There is precious little role for faith, religion or spirituality in this report. This is as deep as it goes, in a passage about a sabbatical that Benioff took from an earlier job at Oracle:

For five months he swam with dolphins in Hawaii and traveled throughout India, where he had “an incredible awakening.” He met with the humanitarian leader Sri Sri Ravi Shankar, as well as the Dalai Lama, who “talked about finding one’s calling and the importance of community service.” But most profound, he says, were the words of the Hindu guru Mata Amritanandamayi, known as the hugging saint or Amma.

“It was she who introduced me to the idea, and possibility, of giving back to the world while pursuing my career ambitions,” Benioff wrote. “I realized that I didn’t have to make a choice between doing business and doing good.” …

Over the years, he would proselytize Salesforce’s 1-1-1 model, in which the company donates 1 percent of its revenue, 1 percent of its product, and 1 percent of its employees’ time to the community. He would install meditation rooms on every floor of Salesforce Tower. He would be periodically subject to epiphanies of rectitude, like “I am not gonna have any more meetings that aren’t at least a third women.” And in the nation’s most influential publication, The New York Times, he would call on “my fellow business leaders and billionaires” to create a “more fair, equal and sustainable capitalism that actually works for everyone.”

That’s right, 1 percent.

That may be impressive in corporate culture, but it’s not even walking-around money in historic Judaism (Benioff’s cultural heritage) or Christianity (which has built on the Old Testament theme of giving 10%, although it is taught more faithfully than it is practiced).

There’s not much more to be found in Trailblazer: The Power of Business as the Greatest Platform for Change, which Benioff wrote with Monica Langley. Other than two paragraphs about the hugging guru and her anodyne challenge for his career path (“In your quest to succeed and make money, don’t forget to do something for others”), Benioff remembers this:

Joe Teplow, whose company Rebel we acquired last year, told me about what he called a “remarkable moment of religious harmony powered by Salesforce.” He was about to recite a Jewish prayer in one of the mindfulness rooms of our New York tower when Youssef Abbasi, a solutions engineer, walked in to perform his midday Muslim prayer. Joe moved over to make room, and they prayed beside each other in the languages of their religions. …

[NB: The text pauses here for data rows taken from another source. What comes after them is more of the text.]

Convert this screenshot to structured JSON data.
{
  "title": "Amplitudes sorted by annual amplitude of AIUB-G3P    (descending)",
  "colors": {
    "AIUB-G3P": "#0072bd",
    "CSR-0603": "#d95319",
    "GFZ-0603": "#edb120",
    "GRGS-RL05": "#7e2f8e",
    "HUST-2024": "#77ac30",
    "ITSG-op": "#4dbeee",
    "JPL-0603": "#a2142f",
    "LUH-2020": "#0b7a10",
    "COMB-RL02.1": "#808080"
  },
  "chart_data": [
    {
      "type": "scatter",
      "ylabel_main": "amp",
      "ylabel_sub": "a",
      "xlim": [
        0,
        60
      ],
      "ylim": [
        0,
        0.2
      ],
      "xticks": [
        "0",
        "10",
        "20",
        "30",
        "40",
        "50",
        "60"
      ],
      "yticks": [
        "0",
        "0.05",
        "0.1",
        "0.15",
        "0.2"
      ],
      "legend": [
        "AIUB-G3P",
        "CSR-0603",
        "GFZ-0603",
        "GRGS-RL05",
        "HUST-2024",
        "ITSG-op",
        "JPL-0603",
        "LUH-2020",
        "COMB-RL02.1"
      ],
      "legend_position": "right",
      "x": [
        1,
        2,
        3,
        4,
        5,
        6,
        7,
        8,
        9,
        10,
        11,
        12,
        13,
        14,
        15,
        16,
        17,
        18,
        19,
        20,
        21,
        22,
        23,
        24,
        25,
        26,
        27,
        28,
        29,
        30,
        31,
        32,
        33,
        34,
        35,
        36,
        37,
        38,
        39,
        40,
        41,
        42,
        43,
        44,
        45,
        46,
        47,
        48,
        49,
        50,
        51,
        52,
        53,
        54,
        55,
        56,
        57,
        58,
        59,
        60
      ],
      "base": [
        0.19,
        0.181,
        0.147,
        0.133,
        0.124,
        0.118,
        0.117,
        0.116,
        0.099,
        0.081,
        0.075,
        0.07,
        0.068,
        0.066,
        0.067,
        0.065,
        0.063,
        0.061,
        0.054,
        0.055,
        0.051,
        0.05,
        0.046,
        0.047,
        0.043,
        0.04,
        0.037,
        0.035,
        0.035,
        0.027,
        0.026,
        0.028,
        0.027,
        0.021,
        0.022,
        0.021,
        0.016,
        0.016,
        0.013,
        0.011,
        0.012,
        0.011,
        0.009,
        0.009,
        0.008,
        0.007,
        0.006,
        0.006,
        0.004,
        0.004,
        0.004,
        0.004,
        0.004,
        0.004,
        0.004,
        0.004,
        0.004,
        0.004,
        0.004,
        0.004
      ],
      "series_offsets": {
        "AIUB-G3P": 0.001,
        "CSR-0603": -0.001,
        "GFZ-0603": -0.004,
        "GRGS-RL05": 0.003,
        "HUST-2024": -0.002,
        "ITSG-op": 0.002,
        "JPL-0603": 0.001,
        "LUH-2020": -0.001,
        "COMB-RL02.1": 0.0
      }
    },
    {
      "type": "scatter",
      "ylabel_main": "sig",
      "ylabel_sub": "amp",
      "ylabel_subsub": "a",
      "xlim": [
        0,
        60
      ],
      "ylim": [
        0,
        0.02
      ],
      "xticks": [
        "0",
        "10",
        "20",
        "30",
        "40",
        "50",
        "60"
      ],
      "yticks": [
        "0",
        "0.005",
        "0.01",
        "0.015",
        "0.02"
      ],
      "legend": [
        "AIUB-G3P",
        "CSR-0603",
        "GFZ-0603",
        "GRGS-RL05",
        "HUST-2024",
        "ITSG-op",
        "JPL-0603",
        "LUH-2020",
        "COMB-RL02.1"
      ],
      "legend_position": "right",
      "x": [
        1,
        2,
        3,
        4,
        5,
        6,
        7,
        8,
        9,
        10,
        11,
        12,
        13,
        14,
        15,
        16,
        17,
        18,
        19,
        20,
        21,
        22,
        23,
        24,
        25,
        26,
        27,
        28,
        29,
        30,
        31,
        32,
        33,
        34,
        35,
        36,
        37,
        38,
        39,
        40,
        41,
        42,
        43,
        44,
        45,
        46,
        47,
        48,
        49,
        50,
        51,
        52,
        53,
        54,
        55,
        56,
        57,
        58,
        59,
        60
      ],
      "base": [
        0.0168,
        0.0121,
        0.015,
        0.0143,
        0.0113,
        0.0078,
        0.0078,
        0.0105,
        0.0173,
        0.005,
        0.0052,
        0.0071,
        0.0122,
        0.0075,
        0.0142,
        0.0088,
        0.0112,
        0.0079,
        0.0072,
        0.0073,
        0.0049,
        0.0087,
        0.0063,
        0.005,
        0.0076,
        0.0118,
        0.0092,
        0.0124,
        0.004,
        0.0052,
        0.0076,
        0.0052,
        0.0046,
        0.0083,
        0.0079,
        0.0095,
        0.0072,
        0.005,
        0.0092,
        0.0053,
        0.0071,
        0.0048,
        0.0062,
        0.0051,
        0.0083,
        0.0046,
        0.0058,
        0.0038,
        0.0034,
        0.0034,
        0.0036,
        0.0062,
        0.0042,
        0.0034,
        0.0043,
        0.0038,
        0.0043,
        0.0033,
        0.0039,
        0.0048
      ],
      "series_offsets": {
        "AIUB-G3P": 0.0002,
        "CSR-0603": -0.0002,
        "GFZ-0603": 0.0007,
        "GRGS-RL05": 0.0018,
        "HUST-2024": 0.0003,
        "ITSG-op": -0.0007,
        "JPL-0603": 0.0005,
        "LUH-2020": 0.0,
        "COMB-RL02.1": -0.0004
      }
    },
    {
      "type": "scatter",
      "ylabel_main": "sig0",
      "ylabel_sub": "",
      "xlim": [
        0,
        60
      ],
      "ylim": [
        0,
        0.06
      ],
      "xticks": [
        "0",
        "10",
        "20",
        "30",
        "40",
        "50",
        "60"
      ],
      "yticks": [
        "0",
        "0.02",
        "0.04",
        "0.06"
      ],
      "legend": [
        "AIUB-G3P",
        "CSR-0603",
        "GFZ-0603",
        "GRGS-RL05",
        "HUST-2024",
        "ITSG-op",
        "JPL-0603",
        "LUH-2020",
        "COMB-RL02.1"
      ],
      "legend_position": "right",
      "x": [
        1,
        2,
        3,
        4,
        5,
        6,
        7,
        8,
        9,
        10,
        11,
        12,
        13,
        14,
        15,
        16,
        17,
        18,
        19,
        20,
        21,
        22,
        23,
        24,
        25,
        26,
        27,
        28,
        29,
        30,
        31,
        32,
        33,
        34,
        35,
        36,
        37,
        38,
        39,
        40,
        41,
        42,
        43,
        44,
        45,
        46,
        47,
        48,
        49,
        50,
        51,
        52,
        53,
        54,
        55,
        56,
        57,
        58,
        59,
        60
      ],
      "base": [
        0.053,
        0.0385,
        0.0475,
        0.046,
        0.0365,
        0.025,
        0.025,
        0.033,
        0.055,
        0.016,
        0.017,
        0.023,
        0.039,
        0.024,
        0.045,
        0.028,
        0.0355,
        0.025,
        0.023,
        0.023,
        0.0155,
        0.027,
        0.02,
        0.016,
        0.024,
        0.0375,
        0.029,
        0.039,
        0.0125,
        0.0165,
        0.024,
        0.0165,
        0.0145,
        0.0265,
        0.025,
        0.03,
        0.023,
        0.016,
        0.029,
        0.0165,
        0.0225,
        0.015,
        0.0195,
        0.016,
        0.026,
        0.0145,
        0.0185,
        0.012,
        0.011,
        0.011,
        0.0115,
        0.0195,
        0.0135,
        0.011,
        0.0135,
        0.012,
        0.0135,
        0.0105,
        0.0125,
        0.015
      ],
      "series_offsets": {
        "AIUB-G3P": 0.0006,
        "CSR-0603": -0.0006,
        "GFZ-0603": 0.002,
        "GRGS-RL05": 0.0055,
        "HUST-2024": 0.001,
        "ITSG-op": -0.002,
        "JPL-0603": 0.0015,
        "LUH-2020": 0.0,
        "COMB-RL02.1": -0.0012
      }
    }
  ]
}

Having some levity goes a long way toward reducing tension and restoring focus. It helps in cultivating a beginner’s mind. As the Dalai Lama says, laughter is good for thinking because when people laugh, it’s easier for them to admit new ideas to their minds.”

If this is enough to make a gospel, even if only about wealth, the late Stephen Covey was the St. Thomas Aquinas of our time.